Award-winning author, international speaker, and former radio show personality.
Over the past few months, I have been watching a friend drown herself in her own pool of perfection. Then recently, the topic of perfection came up again in the psychology course I teach. And today, I saw a t-shirt that said, “Perfect is Boring, Be Imperfectly You.” I could not help but realize the universe was trying to send me a message. As I thought more about this concept related to my own life and those I have met and worked with over the years, I realized that we are obsessed with the notion of perfection. In fact, we are so obsessed, that plastic surgery and reconstruction are a 60-billion-dollar industry.
The thing is, there is no such thing as perfection. In fact, I dare say, we delete the word from the dictionary because it is a completely subjective idea. What is perfect for one is not perfect for another. Moreover, it is a completely unobtainable concept or life goal as societal and personal views change over time. So, what is perfect today, may be obsolete tomorrow. Think of it as the Tweedy Bird tattoo someone gets when they were 18 and at 40 seems utterly ridiculous. Tastes change. Yet sadly, there is a deeper issue with perfection as it relates to our emotional health and well-being.
More often than not, trying to be perfect is nothing more than power and control issues which are rooted in low self-worth.

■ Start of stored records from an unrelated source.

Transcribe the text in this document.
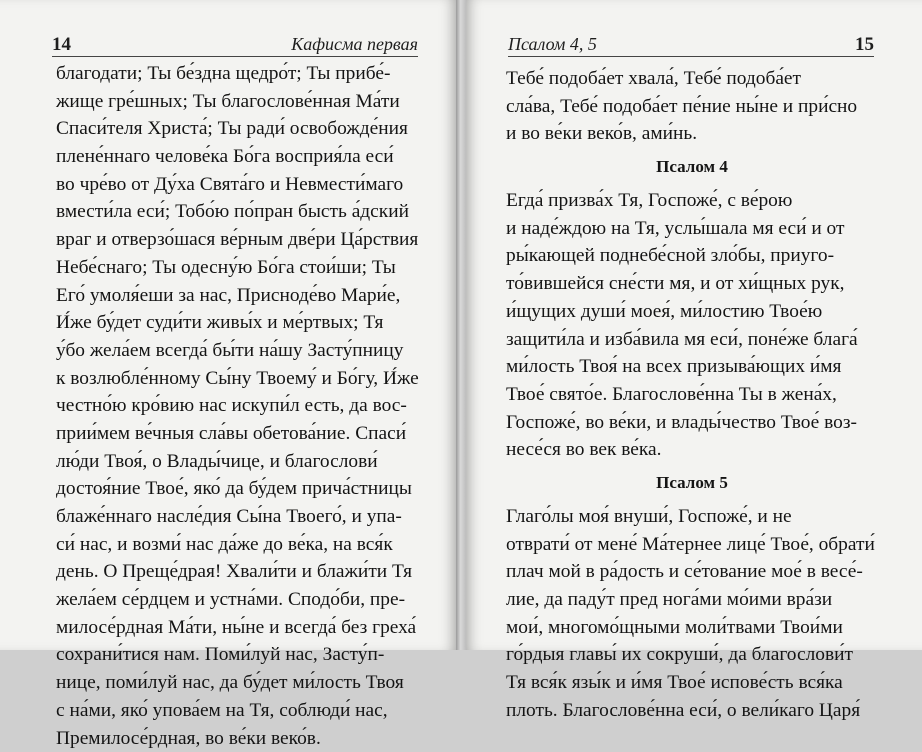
14	Кафисма первая
благодати; Ты бе́здна щедро́т; Ты прибе́-
жище гре́шных; Ты благослове́нная Ма́ти
Спаси́теля Христа́; Ты ради́ освобожде́ния
плене́ннаго челове́ка Бо́га восприя́ла еси́
во чре́во от Ду́ха Свята́го и Невмести́маго
вмести́ла еси́; Тобо́ю по́пран бысть а́дский
враг и отверзо́шася ве́рным две́ри Ца́рствия
Небе́снаго; Ты одесну́ю Бо́га стои́ши; Ты
Его́ умоля́еши за нас, Присноде́во Мари́е,
И́же бу́дет суди́ти живы́х и ме́ртвых; Тя
у́бо жела́ем всегда́ бы́ти на́шу Засту́пницу
к возлюбле́нному Сы́ну Твоему́ и Бо́гу, И́же
честно́ю кро́вию нас искупи́л есть, да вос-
прии́мем ве́чныя сла́вы обетова́ние. Спаси́
лю́ди Твоя́, о Влады́чице, и благослови́
достоя́ние Твое́, яко́ да бу́дем прича́стницы
блаже́ннаго насле́дия Сы́на Твоего́, и упа-
си́ нас, и возми́ нас да́же до ве́ка, на вся́к
день. О Преще́драя! Хвали́ти и блажи́ти Тя
жела́ем се́рдцем и устна́ми. Сподо́би, пре-
милосе́рдная Ма́ти, ны́не и всегда́ без греха́
сохрани́тися нам. Поми́луй нас, Засту́п-
нице, поми́луй нас, да бу́дет ми́лость Твоя
с на́ми, яко́ упова́ем на Тя, соблюди́ нас,
Премилосе́рдная, во ве́ки веко́в.
Псалом 4, 5	15
Тебе́ подоба́ет хвала́, Тебе́ подоба́ет
сла́ва, Тебе́ подоба́ет пе́ние ны́не и при́сно
и во ве́ки веко́в, ами́нь.
Псалом 4
Егда́ призва́х Тя, Госпоже́, с ве́рою
и наде́ждою на Тя, услы́шала мя еси́ и от
ры́кающей поднебе́сной зло́бы, приуго-
то́вившейся сне́сти мя, и от хи́щных рук,
и́щущих души́ моея́, ми́лостию Твое́ю
защити́ла и изба́вила мя еси́, поне́же блага́
ми́лость Твоя́ на всех призыва́ющих и́мя
Твое́ свято́е. Благослове́нна Ты в жена́х,
Госпоже́, во ве́ки, и влады́чество Твое́ воз-
несе́ся во век ве́ка.
Псалом 5
Глаго́лы моя́ внуши́, Госпоже́, и не
отврати́ от мене́ Ма́тернее лице́ Твое́, обрати́
плач мой в ра́дость и се́тование мое́ в весе́-
лие, да паду́т пред нога́ми мо́ими вра́зи
мои́, многомо́щными моли́твами Твои́ми
го́рдыя главы́ их сокруши́, да благослови́т
Тя вся́к язы́к и и́мя Твое́ испове́сть вся́ка
плоть. Благослове́нна еси́, о вели́каго Царя́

If we aren’t comfortable with our flaws, then we will be hard-wired to believe that others aren’t accepting of us either. The more we don’t feel we measure up, the more we try to control our environment. This puts us on a hamster wheel trying to be everything for everyone. This notion of perfection also leads us down the slippery slope of judgement for ourselves and others. The simple fact is that you CAN’T be nonjudgmental if you spend time judging yourself. It simply doesn’t work. So, trying to be perfect creates a hyperawareness of all that is imperfect around you. You begin to believe in a global incompetency and convince yourself to come degree or other that no one can do anything as well as you can. This creates unrealistic expectations for yourselves and others.
The fact is that we can never be everything for everyone nor can we control the details of our lives. Not everyone will like us. We aren’t capable of everything. We won’t be the thinnest, prettiest, richest, or most successful. In someone’s eyes, we will always be imperfect. And sure, when we consistently make effort to control all the variables in our lives, from time to time we may succeed. But allowing the process of life to happen is far more rewarding (and relaxing) than trying to pin down every aspect of it which only creates anxiety, depression, low self-worth, and ultimately fear.
But the thing is, when we allow ourselves to be the perfectly flawed humans that we are and understand that very little in our lives is under our control, we can breathe into a space of presence and self-love. God made us to be special and unique! We weren’t meant to be like everyone else or even be perfect for anyone else. We only must be good enough for OURSELVES! And it is when we step into the idea of being perfectly imperfect, God smiles and says, “I am glad you love yourself because I worked hard on you.”